Assuming governance exists without checking RBAC and audit traceability primitives
Pathloss includes role-based permissions and audit-style traceability for link projects across teams. GNU Octave uses local filesystem permissions and user-level execution, so it does not provide RBAC or audit logs for planning objects and calculation runs.
Underestimating configuration discipline requirements for reruns
Sitime Propagation Tools supports reruns through configuration-driven schemas, but deeper automation depends on upfront configuration and schema discipline. iBwave Design also requires controlled configuration objects, which means inconsistent template and standards management can break repeatability.

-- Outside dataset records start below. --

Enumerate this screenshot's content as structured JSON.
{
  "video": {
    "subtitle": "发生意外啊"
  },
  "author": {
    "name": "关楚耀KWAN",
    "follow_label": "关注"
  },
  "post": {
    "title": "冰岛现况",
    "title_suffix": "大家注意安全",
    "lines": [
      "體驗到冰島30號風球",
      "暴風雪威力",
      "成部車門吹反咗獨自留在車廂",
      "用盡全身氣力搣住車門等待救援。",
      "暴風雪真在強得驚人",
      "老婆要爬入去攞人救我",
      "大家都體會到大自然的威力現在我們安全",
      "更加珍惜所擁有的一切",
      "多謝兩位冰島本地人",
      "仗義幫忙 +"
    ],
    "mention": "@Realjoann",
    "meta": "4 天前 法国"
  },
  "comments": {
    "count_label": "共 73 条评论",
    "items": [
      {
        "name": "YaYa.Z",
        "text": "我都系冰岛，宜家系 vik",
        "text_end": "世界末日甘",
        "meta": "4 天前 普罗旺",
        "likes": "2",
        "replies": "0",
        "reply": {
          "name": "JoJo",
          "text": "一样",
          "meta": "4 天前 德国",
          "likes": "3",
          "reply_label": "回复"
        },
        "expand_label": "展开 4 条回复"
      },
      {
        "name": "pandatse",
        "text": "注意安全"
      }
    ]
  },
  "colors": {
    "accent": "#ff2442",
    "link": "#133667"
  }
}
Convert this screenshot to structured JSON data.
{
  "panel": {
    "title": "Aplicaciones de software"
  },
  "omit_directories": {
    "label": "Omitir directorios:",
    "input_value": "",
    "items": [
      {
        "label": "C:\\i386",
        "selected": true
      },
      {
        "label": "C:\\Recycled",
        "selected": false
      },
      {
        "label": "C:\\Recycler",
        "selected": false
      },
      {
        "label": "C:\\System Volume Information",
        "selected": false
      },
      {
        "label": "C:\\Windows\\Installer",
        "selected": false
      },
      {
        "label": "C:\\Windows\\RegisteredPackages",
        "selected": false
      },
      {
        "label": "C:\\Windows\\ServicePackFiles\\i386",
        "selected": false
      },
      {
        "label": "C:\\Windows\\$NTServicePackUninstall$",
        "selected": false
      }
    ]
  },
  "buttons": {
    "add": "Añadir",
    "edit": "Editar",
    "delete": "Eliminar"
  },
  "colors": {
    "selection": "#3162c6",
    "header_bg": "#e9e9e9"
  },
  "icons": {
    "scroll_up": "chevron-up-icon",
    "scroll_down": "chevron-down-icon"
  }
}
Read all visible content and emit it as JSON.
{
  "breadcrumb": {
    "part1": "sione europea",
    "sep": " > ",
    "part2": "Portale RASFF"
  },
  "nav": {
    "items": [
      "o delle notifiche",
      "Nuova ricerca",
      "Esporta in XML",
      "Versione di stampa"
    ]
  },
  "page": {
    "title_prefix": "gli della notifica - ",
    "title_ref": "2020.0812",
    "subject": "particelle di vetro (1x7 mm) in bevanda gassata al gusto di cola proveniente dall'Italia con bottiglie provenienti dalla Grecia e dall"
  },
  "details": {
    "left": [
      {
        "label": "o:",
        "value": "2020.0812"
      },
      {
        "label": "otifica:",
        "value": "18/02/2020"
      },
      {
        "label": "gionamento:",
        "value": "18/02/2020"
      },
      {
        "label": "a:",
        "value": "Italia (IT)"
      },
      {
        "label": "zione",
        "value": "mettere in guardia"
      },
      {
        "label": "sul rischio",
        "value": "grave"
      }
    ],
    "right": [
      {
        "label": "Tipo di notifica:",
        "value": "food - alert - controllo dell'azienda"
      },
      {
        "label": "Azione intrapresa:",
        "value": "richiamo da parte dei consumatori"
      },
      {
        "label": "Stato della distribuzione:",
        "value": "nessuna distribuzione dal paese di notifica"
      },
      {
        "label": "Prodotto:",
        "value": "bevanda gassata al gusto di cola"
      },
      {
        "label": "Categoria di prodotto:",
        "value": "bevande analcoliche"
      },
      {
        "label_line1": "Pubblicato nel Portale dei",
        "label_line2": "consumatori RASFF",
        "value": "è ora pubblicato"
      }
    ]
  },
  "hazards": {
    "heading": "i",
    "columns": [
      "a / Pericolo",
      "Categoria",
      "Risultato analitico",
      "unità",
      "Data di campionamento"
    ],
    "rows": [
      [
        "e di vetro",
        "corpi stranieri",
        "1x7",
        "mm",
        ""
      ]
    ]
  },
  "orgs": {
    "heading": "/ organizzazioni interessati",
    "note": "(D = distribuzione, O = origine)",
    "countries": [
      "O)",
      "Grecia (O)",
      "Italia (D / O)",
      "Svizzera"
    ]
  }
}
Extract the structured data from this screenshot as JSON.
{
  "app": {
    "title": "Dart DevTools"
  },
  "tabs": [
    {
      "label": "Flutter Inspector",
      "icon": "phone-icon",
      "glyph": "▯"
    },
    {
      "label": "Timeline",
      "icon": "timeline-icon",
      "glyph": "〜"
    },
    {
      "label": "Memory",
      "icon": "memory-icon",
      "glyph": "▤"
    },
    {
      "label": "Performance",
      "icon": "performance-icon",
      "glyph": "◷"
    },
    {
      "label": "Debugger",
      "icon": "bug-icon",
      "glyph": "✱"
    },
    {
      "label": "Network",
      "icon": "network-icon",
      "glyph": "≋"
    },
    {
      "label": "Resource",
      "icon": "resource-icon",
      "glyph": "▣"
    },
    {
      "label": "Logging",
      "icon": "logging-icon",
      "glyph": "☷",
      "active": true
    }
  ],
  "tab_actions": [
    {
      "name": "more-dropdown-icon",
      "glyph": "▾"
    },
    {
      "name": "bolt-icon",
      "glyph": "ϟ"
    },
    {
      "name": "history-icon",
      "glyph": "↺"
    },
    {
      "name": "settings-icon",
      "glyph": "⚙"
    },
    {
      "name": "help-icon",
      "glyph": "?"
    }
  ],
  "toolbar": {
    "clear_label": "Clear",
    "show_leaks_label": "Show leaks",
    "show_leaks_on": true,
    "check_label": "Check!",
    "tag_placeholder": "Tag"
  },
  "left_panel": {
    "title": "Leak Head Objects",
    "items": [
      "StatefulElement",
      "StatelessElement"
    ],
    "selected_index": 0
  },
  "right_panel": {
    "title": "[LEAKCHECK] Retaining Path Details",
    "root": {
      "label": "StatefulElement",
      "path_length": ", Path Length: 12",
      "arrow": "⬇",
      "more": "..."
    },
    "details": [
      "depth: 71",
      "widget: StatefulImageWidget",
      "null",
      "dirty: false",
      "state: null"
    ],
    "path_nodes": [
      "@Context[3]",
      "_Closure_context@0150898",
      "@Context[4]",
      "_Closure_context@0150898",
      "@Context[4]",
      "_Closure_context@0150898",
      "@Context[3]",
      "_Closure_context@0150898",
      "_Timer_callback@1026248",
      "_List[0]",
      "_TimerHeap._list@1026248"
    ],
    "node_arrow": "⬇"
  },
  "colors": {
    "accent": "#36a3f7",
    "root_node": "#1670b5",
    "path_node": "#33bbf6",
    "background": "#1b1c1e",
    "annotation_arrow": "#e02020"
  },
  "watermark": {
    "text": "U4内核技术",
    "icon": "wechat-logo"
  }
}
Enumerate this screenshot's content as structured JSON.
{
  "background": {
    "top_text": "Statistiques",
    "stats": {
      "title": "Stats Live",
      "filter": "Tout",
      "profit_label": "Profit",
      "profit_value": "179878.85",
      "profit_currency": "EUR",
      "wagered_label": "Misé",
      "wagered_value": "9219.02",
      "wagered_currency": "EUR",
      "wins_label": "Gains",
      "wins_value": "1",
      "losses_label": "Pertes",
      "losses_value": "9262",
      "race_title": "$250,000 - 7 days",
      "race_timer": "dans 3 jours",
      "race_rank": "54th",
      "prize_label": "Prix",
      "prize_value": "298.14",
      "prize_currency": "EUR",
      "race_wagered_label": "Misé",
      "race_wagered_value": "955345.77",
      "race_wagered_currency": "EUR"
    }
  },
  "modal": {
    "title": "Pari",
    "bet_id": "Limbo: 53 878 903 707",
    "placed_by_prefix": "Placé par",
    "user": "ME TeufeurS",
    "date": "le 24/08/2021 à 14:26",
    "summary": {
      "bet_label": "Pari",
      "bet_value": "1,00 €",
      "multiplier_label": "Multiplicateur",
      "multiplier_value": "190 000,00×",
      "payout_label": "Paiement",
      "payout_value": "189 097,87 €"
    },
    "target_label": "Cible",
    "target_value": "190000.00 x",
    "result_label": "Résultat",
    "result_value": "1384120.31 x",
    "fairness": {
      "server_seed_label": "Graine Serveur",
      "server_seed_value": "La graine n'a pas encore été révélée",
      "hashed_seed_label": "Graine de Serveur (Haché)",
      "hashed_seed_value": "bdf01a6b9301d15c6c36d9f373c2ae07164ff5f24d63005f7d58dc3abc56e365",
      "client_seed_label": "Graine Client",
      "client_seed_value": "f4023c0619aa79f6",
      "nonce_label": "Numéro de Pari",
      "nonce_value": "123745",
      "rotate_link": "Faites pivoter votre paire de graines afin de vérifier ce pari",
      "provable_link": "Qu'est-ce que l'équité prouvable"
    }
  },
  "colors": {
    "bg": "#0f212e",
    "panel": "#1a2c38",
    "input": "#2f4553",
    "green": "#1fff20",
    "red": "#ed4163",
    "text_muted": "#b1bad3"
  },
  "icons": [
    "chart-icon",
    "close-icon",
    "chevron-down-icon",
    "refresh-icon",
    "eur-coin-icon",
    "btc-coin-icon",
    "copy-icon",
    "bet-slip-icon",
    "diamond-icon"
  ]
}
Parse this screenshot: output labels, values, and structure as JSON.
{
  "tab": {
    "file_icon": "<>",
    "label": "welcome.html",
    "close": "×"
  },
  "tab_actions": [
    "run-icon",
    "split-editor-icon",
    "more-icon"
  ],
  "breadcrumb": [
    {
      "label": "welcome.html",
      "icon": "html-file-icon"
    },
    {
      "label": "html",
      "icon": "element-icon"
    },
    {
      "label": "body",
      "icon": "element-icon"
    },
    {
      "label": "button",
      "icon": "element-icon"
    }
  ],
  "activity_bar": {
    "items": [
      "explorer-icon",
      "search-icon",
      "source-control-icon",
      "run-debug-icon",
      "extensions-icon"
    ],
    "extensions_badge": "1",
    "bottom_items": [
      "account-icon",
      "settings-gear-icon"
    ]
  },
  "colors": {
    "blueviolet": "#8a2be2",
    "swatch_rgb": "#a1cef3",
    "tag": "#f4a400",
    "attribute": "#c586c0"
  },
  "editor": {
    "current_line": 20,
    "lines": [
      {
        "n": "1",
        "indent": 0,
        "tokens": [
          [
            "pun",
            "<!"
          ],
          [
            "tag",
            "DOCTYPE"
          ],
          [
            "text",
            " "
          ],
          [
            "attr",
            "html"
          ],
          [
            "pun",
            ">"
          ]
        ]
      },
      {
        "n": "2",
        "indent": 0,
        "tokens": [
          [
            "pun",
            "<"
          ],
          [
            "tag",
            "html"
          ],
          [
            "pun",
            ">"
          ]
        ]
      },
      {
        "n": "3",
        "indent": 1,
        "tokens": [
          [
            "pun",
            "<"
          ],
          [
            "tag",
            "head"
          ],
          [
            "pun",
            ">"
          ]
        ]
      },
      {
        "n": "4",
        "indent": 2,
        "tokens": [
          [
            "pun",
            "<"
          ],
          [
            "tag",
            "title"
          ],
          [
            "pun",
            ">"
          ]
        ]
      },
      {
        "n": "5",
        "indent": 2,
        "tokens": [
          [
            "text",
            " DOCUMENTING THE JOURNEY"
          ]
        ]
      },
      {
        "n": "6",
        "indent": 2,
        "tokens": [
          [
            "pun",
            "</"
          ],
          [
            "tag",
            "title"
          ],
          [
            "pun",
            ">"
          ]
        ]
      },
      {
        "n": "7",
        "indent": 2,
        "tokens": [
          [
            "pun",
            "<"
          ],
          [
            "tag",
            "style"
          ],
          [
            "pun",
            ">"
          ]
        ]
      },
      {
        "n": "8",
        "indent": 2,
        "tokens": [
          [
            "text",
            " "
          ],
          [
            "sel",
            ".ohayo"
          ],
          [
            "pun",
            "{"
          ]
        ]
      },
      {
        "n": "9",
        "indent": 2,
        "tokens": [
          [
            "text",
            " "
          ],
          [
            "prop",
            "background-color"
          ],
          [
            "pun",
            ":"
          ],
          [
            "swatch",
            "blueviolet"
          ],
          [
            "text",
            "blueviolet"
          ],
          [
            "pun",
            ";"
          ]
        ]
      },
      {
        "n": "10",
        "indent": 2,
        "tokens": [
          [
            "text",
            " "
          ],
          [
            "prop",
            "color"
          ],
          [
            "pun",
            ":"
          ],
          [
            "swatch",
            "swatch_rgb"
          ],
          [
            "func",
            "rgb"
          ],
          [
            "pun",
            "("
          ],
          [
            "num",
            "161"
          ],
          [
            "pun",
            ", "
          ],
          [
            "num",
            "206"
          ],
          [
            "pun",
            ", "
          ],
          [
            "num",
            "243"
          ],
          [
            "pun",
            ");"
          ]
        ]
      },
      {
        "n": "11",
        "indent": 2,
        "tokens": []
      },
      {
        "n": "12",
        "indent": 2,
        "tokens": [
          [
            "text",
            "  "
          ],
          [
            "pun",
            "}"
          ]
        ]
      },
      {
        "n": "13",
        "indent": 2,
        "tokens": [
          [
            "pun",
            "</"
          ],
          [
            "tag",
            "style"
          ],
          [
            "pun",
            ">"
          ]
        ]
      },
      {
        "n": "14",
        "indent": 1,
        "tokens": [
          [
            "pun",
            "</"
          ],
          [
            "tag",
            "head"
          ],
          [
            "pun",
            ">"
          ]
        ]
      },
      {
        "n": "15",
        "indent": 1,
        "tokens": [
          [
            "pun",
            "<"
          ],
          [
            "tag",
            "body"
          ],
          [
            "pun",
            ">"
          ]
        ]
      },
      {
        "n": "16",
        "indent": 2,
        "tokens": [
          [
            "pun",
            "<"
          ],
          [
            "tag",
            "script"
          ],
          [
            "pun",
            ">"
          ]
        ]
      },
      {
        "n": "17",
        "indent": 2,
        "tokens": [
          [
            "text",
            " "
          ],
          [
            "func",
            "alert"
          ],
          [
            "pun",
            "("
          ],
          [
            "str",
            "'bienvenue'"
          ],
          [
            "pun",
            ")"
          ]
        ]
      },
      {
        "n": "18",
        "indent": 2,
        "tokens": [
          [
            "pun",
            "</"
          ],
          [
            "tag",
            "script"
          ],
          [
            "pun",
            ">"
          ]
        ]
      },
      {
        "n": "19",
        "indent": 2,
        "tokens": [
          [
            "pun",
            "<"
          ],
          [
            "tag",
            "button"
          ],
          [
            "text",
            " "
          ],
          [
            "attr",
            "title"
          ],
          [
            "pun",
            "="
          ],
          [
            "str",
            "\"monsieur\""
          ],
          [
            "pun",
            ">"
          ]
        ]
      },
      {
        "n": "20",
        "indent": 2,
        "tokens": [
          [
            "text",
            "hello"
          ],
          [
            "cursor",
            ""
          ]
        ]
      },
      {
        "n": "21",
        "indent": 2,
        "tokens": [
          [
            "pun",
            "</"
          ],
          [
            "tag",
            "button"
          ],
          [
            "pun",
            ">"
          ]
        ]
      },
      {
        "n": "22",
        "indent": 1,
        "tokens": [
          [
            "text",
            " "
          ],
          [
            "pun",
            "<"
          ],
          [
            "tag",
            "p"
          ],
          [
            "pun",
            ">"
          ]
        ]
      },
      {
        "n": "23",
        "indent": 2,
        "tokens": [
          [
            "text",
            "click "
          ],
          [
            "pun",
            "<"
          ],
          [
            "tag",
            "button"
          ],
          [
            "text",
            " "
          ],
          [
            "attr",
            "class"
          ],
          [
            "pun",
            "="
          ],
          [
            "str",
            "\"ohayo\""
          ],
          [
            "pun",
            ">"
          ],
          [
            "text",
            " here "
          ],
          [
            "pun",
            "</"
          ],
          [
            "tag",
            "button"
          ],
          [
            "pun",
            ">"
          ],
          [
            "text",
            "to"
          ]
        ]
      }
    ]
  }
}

How We Selected and Ranked These Tools
We evaluated iBwave Design, Pathloss, Sitime Propagation Tools, CeraVE Microwave Link Planning, LinkPlanner, SABER Link Budget, Ubiquiti Network Design Tool, and GNU Octave on feature coverage, ease of use, and value, and we used a weighted average where features carried the most weight at 40%. Ease of use and value each accounted for 30% because planning teams need repeatability without excessive friction and engineering leaders need predictable outcomes from tooling. The scoring focused on integration depth, data model consistency, automation and API surface, and admin and governance controls as described in each tool’s reviewed capabilities.
iBwave Design stood apart by tying microwave link planning data so RF calculation settings connect to link and equipment objects for consistent budget generation. That planning data model strength lifted the features factor by supporting reusable equipment and propagation assumptions while keeping link results generation consistent for review workflows.
Frequently Asked Questions About Microwave Link Planning Software
Which microwave link planning tools expose automation through an API or scriptable surface?
How do iBwave Design, CeraVE Microwave Link Planning, and LinkPlanner handle schema consistency across projects?
What tool choices best support rerunning microwave link studies after RF parameter changes?
Which platforms provide governance controls like RBAC and audit-style traceability for planning changes?
How do integrations and data exchange typically work for microwave link planning workflows?
What are the typical tradeoffs between GUI-first planning tools and scripting-first approaches?
Which tools are best suited for throughput and availability planning rather than only RF parameter checks?
What data migration steps usually matter when moving existing link planning datasets into a new tool?
Which tool is most suitable when audit logging and administrative controls are required for compliance workflows?
How can extensibility be evaluated before choosing a microwave link planning tool for automation build-outs?
Conclusion
After evaluating 8 telecommunications, iBwave Design stands out as our overall top pick — it scored highest across our combined criteria of features, ease of use, and value, which is why it sits at #1 in the rankings above.
Use the comparison table and detailed reviews above to validate the fit against your own requirements before committing to a tool.
Tools reviewed
Primary sources checked during evaluation.
Referenced in the comparison table and product reviews above.